According to a press release issued by the Federal Communications Commission (FCC), the new proposal would require callers to obtain a consumer’s consent before delivering a “ringless voicemail,” a message left in their mailbox without ringing their cell phone. Wednesday’s announcement responds to a petition filed in 2017 by All About the Message (AATM), a ringless voicemail provider that sought to duck Telephone Consumer Protection Act (TCPA) regulation.
In particular, AATM requested that the FCC declare that the delivery of a voice message directly to a voicemail box does not constitute a call subject to the prohibitions on the use of an automatic telephone dialing system (ATDS) or an artificial or pre-recorded voice under the TCPA. After soliciting comment, the FCC is set to deny that request.
Instead, Chairwoman Jessica Rosenworcel’s proposal would find that ringless voicemails are, in fact, TCPA “calls” that require individuals’ prior consent. “Ringless voicemail can be annoying, invasive, and can lead to fraud like other robocalls—so it should face the same consumer protection rules,” the chairwoman said in a statement.

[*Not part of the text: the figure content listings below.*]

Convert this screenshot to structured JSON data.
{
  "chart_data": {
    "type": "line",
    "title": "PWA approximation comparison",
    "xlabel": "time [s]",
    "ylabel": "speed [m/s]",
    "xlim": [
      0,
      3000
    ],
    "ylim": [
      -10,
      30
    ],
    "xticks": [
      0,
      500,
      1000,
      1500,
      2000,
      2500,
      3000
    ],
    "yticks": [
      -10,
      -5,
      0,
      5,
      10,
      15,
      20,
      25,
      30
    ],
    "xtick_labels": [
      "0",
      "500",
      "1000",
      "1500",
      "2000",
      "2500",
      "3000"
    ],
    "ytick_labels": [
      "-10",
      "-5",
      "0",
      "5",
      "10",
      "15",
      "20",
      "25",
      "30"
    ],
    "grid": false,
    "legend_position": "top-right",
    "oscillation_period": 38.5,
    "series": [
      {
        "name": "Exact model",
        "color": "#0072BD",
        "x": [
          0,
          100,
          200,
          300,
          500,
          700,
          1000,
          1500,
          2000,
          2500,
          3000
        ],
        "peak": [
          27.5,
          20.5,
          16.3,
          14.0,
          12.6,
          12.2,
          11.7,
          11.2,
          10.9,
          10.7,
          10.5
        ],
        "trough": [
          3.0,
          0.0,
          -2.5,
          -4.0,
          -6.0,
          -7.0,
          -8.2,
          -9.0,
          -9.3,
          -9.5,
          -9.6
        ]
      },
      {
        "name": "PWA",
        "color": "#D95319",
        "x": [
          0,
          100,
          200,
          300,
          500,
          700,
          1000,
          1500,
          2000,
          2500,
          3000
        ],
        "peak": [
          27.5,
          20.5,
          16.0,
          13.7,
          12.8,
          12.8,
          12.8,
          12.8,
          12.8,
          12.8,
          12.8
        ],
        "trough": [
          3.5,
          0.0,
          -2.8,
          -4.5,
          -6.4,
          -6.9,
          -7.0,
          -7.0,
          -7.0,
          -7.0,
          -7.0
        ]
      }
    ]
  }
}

If adopted by vote of the four-person Commission, the proposed declaratory ruling and order would expand TCPA regulation, a law which aims to shield consumers from unwanted robocalls and prohibits non-emergency calls to cell phones made using an ATDS or an artificial or pre-recorded voice without the dialed party’s consent.
As previously reported, and as described by the agency itself, the FCC has taken numerous steps to curtail the barrage of robocalls Americans face on a daily basis including the implementation of new technological protocols and enforcement actions. Recently, a unified coalition of all state attorneys general asked the FCC to bump up protections against foreign robocallers.